Org. plans to form one or more domestic stock corporations (“DSub”), to which it will transfer assets (including physical assets, contracts, and U.S. employees associated with the transferred activities) in exchange for stock and possibly debt. Org. then plans to transfer a percentage of the stock and debt in DSub to a wholly-owned for-profit subsidiary (“NewCo”) in exchange for its common stock.

Org. also plans to form a new foreign corporation or use an existing foreign corporation (“FSub”) and transfer assets to it in exchange for 100% of its common and preferred stock. The transferred assets will include stock of foreign subsidiaries and intangibles such as trademarks, trade names, intellectual property, and goodwill. Org. will then transfer some of the FSub stock to NewCo in exchange for common stock, and FSub will transfer some of the assets received from Org. to NewCo.

NewCo will authorize issuance of either one or two classes of common stock. If two classes are issued, Class A will be a high-vote stock with Org. as the majority shareholder, giving Org. voting control over NewCo and thus indirect control over DSub and FSub. If issued, Class B stock would be low-vote, and it would be held by potential shareholders including Org., employees, and external investors.

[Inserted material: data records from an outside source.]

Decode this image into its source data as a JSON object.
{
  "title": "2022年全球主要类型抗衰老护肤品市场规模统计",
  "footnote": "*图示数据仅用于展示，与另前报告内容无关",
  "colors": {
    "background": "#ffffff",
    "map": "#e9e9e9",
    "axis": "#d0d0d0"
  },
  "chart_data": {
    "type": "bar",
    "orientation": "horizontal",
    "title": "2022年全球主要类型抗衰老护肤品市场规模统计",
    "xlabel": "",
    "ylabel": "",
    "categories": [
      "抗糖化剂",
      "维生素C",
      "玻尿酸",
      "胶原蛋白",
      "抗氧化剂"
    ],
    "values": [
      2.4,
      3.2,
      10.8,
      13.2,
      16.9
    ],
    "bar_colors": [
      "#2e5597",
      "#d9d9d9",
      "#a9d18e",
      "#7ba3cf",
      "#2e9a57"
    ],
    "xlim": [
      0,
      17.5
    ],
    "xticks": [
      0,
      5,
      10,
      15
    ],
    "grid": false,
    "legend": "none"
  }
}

After the restructuring, NewCo will conduct the transferred activities in a manner not materially different from Org., and Org. will continue with the remainder of its exempt activities. Org. will also enter into a distribution agreement relating to one of its exempt activities with NewCo, and NewCo will provide the services currently provided to Org. by an unrelated service provider.

IRS rules favorably. With respect to the proposed transactions, IRS ruled as follows:

(1) Org.'s transfer of the assets and liabilities related to one of its exempt activities to NewCo won't jeopardize Org.'s status as an organization described in Code Sec. 501(c)(3). IRS reasoned that, under the facts presented, the proposed transfer wouldn't inure to the benefit of any of Org.'s officers or other private individuals in violation of Reg. §1.501(c)(3)-1(c)(2), and the restructuring transactions appeared reasonable and in furtherance of legitimate purposes.

(2) After the restructuring, Org. will continue to be an organization described in Code Sec. 501(c)(3). IRS found that since Org. will not only continue its other exempt activities, but will likely expand them, it will continue to meet Reg. §1.501(c)(3)-1(c)’s operational test.

(3) Org.'s proposed transfer of assets and liabilities to NewCo won't result in any UBTI under Code Sec. 511 – Code Sec. 514. IRS noted, however, that Org. didn't request a ruling as to whether ordinary income recognized under Code Sec. 1245 and Code Sec. 1250 as the result of the transfer, if any, is UBTI.

(4) Amounts paid under service agreements with Org.'s current service provider, and later with NewCo, for distribution services relating to its exempt activities will be treated as though paid directly to Org., and each purchaser of the associated products and services will be considered a separate payor for purposes of the $5,000 or 1% support limitation under Code Sec. 509(a)(2)(A)(ii). IRS found it significant that the service agreement states that the parties intend to create an independent contractor relationship, and that nothing in the agreement gives the service provider any right, ownership, or interest in the distributed products.

However, IRS declined to rule on Org.'s fifth ruling request regarding whether it will be recognized as a public charity under Code Sec. 509(a)(2) following the restructuring, noting existing procedures under Rev Proc 2011-4, 2011-1 IRB 123, and Rev Proc 2011-10, 2011-2 IRB 294, for requesting determination letters on reclassification of public charity status.

References: For exempt organizations generally, see FTC 2d/FIN ¶D-4000; United States Tax Reporter ¶5014; TaxDesk ¶670,600; TG ¶9867. For unrelated business income tax, see FTC 2d/FIN ¶D-6800; United States Tax Reporter ¶5114; TaxDesk ¶681,000; TG ¶20875.